More information on how to declare and write Parquet files containing these nested structures is contained in later sections.

Declaring Columns of Basic Value Types

Declaring a column layout for storing values of the basic data types above is done using JSON as follows:

{
  "fields": [
    {"name": "column0", "type": "float"},
    {"name": "column1", "type": "int32"}
  ]
}

That is, one must specify a fields array containing JSON objects of the form:

{"name": "<string>", "type": "<value-type>"}

where the name field can be any arbitrary string. The type field must be one of the parquet-writer names for the supported basic value types appearing in the second column in the table above.

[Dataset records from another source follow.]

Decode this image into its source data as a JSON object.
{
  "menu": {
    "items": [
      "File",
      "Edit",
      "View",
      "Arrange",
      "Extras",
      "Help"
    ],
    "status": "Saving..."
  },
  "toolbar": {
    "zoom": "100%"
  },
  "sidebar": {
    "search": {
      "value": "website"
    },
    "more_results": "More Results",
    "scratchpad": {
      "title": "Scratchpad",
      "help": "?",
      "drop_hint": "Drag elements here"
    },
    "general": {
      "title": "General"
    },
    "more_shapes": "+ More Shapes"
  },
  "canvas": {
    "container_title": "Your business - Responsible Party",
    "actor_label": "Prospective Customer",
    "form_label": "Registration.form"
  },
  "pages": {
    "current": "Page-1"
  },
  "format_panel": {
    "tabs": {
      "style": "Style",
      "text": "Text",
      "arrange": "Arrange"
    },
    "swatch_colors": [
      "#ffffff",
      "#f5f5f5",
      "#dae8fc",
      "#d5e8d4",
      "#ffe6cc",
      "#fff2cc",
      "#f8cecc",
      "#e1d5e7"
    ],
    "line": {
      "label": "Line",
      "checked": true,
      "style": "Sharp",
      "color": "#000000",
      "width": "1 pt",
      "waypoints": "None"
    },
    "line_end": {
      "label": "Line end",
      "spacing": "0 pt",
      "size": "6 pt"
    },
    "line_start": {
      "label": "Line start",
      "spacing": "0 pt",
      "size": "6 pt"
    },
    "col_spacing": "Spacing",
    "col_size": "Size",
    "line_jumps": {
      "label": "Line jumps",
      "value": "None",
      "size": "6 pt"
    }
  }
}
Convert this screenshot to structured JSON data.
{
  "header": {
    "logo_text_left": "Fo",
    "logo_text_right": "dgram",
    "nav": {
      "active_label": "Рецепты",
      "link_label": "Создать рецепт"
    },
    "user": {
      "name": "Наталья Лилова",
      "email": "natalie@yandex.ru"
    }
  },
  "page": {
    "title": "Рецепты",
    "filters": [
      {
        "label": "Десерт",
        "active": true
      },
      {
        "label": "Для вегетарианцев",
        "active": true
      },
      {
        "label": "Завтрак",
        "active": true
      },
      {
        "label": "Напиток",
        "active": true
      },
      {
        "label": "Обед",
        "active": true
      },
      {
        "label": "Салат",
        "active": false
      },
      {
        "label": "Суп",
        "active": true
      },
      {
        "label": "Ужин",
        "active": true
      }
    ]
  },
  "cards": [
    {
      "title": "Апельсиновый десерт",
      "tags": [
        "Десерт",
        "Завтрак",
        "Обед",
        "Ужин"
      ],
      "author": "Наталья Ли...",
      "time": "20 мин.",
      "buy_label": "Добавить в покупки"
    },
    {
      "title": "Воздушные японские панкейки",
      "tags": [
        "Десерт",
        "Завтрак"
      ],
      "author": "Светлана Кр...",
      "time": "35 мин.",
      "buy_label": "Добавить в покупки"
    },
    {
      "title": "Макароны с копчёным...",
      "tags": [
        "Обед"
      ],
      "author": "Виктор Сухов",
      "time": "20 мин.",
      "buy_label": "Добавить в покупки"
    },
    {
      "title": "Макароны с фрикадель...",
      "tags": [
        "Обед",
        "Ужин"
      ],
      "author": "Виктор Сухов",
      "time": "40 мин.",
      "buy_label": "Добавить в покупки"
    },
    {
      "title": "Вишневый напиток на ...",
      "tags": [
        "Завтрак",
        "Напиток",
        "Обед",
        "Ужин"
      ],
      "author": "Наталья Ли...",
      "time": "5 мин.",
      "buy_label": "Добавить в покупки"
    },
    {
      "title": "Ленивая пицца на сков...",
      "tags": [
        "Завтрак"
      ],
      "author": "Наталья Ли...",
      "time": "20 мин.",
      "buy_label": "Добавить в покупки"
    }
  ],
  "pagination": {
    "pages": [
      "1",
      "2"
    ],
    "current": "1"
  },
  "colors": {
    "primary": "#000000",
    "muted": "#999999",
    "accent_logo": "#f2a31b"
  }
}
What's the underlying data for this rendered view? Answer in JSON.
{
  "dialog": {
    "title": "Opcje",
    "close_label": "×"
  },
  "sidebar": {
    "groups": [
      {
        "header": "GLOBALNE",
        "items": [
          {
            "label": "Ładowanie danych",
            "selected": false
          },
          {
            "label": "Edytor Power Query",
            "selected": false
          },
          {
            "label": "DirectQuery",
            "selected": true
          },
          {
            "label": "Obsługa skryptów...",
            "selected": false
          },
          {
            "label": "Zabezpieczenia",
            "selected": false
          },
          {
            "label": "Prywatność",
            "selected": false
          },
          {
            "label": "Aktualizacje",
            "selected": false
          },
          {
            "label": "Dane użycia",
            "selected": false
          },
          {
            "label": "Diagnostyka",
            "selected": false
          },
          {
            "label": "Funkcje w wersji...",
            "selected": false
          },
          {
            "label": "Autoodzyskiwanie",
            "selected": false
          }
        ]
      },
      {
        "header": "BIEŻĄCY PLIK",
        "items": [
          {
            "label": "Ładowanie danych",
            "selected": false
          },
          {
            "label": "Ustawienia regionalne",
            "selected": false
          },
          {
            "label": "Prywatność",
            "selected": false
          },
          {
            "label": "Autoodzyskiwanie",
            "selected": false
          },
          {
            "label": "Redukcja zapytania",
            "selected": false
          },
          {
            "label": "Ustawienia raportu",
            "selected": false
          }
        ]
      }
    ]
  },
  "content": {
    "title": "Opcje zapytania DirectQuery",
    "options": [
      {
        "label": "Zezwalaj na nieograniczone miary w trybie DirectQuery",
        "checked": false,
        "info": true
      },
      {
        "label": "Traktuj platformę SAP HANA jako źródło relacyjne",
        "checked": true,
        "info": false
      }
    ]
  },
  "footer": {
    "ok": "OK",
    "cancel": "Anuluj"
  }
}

Each element in the top-level fields array in a given JSON layout configuration will have a one-to-one correspondence with a data column appearing in the output Parquet file.

Writing Columns of Basic Value Types

Assuming we have the file layout from above, one would simply need to have variables of the corresponding C++ type to provide to the Writer class’ fill function, along with the name of the column to which you want to write the data:

#include "parquet_writer.h"
...
float field0_data = 42.5;
int32_t field1_data = 42;
...
writer.fill("column0", field0_data);
writer.fill("column1", field1_data);
...
writer.end_row();

Note that the order in which the columns are filled is not important. One could also do the filling in this order:

writer.fill("column1", field1_data);
writer.fill("column0", field0_data);